Pour l’acheteur à la vente à réméré, il est clair que le paiement du prix de l’actif en question, correspondra à un apport de liquidités dans la trésorerie du débiteur vendeur.
Nous voyons alors tout l’intérêt apparaître pour l’acheteur : il réalise un investissement sécurisé en ce sens que le versement du prix va lui permettre de bénéficier de l’article L611-11 précité.
L’intérêt premier pour l’acheteur est qu’il va nécessairement payer un prix pour l’actif qui sera inférieur à celui du marché. En effet, le but pour les vendeurs est de recevoir du cash-flow mais cela pour éviter une mise en redressement judiciaire et éventuellement une liquidation.
Or dans ces deux derniers cas, les actifs de l’entreprise seront amenés à être vendus par voie judiciaire et donc à un niveau bien plus bas que celui du marché.
Mais la vente à réméré permet de se situer à un prix intermédiaire, plus haut que celui qui en ressortirait d’une vente aux enchères, et plus bas que celui du marché normal. L’intérêt n’est pas uniquement pour l’acheteur, n’oublions pas en effet que le vendeur à la fin de la période du réméré entend en général pouvoir récupérer son bien, un prix inférieur au prix fort est donc également plus avantageux pour lui.
Puisque cela va lui permettre de bénéficier du privilège offert par l’article L611-11 du Code de commerce, dans l’hypothèse, certainement assez marginale, où des vendeurs un peu trop optimistes actionneraient la clause de réméré avant d’être mis en redressement, l’acheteur serait alors un créancier privilégié. Il sera donc remboursé de son prix versé en priorité.
Mais dans l’hypothèse plus probable où s’il ne devient pas propriétaire de l’actif c’est parce que les vendeurs ont pu sortir l’entreprise de ses difficultés, ces derniers actionneront certainement la clause de réméré. Ils devront alors reverser à l’acheteur le prix initialement payé par celui-ci augmenté des frais au sens de l’article 1673 du Code civil. Autrement dit un prix augmenté de certains intérêts.

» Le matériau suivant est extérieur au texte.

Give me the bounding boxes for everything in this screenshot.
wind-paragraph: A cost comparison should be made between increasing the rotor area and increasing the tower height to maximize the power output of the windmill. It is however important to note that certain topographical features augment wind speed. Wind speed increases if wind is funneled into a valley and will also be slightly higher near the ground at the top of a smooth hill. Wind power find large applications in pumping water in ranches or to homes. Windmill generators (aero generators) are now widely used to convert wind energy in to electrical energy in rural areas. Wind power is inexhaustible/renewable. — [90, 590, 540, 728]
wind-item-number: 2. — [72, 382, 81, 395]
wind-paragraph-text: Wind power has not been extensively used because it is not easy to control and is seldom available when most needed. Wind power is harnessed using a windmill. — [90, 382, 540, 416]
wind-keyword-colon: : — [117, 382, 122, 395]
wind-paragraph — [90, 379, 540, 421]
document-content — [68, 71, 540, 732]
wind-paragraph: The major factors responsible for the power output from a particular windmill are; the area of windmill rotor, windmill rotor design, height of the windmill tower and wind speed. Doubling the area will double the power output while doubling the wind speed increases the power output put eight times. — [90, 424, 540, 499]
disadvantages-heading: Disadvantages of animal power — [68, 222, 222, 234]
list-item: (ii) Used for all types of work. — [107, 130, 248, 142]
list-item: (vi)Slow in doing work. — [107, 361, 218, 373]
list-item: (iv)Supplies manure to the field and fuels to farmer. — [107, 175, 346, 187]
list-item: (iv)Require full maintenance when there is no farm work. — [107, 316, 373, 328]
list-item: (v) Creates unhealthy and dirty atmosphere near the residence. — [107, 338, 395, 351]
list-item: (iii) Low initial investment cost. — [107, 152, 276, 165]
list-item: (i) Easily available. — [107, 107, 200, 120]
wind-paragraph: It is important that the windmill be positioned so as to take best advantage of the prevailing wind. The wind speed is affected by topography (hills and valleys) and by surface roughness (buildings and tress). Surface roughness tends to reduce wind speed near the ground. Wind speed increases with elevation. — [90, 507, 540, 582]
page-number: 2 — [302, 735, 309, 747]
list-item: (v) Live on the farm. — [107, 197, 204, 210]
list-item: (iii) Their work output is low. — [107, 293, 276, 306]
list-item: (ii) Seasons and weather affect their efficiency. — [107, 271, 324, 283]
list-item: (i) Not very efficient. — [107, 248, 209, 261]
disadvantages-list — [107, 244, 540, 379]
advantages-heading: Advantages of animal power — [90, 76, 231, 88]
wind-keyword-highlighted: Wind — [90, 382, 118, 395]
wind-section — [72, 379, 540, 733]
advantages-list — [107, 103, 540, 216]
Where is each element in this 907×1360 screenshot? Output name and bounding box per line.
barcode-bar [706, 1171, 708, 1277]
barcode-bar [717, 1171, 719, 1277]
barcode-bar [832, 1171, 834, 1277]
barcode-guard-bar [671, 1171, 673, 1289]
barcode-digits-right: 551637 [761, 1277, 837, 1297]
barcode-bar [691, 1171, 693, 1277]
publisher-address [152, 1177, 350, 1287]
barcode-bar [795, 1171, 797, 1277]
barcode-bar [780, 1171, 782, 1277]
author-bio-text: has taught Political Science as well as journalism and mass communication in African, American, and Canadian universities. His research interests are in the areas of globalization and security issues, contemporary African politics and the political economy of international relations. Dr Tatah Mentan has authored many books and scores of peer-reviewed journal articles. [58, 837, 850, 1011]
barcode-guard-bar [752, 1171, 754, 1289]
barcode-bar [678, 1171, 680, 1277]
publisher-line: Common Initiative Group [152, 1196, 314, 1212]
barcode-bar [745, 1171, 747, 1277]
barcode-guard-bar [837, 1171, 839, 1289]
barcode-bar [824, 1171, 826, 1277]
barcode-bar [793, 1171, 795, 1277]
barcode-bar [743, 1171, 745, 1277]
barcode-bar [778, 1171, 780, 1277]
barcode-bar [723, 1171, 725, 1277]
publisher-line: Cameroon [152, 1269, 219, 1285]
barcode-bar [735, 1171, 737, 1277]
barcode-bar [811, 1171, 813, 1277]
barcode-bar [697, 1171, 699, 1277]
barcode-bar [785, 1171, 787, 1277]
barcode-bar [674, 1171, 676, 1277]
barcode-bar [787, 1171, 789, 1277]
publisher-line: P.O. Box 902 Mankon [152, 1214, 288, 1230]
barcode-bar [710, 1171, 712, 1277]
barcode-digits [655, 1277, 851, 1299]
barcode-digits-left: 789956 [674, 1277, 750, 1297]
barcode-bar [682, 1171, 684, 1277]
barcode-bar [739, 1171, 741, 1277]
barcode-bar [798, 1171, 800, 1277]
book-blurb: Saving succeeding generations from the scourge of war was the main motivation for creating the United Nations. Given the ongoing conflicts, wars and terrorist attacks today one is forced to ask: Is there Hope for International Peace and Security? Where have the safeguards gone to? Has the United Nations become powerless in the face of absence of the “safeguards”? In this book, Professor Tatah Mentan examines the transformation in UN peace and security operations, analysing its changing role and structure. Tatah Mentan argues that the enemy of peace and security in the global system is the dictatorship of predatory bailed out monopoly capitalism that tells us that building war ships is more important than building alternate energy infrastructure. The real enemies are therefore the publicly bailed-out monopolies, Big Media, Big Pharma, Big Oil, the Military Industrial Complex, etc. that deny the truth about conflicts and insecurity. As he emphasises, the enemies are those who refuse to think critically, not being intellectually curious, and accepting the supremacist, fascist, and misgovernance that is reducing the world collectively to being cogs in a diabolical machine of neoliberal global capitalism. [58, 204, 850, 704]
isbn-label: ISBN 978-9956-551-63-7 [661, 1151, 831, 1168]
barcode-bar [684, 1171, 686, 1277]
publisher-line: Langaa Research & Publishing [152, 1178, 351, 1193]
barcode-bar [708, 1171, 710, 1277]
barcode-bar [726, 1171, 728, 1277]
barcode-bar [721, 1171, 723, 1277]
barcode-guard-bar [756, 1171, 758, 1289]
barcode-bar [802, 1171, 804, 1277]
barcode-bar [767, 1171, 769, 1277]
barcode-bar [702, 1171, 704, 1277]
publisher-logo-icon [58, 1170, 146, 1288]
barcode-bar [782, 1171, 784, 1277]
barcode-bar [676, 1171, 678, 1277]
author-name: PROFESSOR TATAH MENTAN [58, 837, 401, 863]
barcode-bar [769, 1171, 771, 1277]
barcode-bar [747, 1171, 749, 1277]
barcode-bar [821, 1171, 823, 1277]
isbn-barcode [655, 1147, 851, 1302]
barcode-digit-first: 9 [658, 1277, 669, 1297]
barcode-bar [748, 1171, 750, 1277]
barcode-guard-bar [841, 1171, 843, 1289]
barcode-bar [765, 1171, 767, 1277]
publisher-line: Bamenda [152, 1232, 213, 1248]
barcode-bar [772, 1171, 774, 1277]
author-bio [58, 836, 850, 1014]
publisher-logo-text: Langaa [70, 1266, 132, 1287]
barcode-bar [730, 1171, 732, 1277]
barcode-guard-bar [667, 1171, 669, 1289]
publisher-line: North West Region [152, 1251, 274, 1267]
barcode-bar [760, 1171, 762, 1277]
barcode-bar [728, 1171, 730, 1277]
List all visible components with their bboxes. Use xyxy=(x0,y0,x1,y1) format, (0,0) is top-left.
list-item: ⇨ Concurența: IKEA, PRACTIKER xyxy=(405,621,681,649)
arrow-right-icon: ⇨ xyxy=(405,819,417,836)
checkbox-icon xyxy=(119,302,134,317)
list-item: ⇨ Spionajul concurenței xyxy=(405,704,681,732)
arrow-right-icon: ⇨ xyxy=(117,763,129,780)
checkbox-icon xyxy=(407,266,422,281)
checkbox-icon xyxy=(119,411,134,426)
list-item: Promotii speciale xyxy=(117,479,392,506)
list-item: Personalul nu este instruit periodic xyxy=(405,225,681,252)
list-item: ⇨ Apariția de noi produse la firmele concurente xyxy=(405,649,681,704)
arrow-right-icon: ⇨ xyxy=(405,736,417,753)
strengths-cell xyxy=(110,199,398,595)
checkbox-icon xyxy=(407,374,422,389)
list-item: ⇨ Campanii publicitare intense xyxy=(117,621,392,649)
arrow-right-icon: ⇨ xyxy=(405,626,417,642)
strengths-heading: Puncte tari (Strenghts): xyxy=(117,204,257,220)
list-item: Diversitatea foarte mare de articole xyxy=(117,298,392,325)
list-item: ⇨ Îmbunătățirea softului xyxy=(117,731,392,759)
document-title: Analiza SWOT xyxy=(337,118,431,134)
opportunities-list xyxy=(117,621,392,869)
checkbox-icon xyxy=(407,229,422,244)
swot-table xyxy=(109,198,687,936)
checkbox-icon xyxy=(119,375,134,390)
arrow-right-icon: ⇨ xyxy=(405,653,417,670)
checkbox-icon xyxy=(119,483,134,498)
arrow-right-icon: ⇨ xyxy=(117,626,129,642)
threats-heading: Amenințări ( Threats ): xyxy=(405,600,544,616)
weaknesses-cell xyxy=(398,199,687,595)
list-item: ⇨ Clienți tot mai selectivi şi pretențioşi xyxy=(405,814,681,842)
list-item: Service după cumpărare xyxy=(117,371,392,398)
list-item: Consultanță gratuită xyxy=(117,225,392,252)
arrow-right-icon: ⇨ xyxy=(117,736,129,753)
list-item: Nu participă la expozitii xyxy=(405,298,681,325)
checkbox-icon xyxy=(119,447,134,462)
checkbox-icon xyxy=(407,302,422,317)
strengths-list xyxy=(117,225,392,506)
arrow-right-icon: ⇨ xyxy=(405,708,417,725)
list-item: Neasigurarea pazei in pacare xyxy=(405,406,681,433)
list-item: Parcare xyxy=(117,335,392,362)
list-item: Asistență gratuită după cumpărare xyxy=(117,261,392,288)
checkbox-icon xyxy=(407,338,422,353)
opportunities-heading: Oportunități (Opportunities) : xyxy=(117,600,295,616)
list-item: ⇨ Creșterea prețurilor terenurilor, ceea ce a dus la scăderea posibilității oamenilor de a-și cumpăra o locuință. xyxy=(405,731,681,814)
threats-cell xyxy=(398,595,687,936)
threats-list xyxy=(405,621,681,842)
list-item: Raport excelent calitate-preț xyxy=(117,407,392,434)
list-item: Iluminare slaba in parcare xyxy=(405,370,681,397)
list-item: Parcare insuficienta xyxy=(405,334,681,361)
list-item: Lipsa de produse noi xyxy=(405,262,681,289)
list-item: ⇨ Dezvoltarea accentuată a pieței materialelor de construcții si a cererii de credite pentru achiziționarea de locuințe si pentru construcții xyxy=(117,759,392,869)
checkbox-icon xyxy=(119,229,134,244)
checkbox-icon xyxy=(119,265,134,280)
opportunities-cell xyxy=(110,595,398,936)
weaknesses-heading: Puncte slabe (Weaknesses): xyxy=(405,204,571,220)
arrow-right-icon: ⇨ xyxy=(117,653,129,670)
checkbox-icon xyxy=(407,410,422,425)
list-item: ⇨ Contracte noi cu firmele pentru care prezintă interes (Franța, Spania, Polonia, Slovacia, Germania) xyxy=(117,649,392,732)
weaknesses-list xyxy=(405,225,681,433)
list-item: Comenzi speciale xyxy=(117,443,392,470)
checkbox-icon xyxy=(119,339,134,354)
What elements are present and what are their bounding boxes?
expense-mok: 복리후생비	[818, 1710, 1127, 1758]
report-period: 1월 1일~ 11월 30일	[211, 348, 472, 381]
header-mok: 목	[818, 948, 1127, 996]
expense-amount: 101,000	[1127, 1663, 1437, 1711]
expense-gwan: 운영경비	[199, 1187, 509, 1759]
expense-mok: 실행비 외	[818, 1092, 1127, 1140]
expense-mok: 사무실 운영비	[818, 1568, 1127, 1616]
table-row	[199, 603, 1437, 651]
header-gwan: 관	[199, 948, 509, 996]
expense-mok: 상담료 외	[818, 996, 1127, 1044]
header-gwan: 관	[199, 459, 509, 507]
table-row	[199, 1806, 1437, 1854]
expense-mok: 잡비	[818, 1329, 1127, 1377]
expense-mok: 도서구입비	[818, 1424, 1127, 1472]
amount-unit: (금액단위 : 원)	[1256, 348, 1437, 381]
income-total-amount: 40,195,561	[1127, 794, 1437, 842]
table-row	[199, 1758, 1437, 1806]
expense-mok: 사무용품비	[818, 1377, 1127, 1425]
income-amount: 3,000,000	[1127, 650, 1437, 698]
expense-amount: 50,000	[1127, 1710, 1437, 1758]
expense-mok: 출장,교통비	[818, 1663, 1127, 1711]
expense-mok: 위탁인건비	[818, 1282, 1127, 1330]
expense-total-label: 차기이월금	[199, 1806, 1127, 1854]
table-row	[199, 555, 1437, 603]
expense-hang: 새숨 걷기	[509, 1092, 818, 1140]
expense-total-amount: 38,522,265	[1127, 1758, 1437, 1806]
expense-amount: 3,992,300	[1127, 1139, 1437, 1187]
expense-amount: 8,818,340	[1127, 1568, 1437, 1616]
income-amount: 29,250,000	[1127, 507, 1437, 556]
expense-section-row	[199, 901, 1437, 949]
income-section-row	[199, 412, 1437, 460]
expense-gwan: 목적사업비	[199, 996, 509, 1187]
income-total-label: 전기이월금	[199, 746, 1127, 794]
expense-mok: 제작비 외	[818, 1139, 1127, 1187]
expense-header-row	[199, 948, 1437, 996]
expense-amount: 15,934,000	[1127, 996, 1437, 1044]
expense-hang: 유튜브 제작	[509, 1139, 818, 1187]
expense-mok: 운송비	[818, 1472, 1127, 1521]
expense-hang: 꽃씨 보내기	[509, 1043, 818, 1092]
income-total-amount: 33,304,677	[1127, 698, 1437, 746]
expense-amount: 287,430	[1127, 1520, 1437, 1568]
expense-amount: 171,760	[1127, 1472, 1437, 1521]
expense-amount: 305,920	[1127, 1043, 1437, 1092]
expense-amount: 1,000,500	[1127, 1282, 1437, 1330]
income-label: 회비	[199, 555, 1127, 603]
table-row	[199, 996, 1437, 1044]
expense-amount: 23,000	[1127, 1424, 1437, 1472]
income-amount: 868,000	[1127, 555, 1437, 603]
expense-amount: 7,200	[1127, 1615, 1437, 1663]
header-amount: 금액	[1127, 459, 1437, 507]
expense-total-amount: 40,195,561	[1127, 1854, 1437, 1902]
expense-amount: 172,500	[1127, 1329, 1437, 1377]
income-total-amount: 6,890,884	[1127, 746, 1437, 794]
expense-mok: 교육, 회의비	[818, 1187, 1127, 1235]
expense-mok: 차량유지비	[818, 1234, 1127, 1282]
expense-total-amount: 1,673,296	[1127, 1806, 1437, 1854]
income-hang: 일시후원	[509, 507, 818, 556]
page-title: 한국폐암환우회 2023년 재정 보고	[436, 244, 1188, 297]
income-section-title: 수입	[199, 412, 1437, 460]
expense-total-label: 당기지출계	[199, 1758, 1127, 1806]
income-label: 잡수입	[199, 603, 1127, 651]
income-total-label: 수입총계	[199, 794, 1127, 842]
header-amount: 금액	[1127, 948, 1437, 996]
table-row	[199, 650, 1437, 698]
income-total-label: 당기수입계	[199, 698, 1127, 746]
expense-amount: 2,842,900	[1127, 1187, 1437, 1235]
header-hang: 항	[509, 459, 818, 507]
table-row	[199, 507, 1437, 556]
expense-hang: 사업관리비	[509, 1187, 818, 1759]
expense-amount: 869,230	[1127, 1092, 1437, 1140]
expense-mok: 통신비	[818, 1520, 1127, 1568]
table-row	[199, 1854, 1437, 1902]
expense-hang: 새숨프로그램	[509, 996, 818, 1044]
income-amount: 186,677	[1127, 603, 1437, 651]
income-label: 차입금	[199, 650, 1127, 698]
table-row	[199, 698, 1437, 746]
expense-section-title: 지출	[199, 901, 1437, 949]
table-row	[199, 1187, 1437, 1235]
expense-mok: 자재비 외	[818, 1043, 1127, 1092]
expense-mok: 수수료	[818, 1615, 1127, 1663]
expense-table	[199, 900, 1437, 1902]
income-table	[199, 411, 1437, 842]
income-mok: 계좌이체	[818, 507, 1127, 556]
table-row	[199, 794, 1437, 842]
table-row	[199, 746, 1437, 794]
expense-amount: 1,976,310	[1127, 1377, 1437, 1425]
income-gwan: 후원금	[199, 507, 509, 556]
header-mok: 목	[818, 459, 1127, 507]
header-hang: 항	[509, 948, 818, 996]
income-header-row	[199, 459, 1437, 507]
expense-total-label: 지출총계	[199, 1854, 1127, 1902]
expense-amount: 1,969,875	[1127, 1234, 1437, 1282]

Nous sommes alors clairement face à un investissement très avantageux pour l’acheteur, car sécurisé, judicieux pour le débiteur-vendeur, qui voit ainsi s’éloigner la perspective d’un dépôt de bilan, lui permettant de le racheter dans un second temps.
Bref, la vente à réméré est incontestablement un outil aussi performant que méconnu, permettant de restructurer les patrimoines immobiliers, mais également les entreprises en difficulté.
[1] J. Carbonnier, Flexible droit, 6e éd., 1988, p. 280.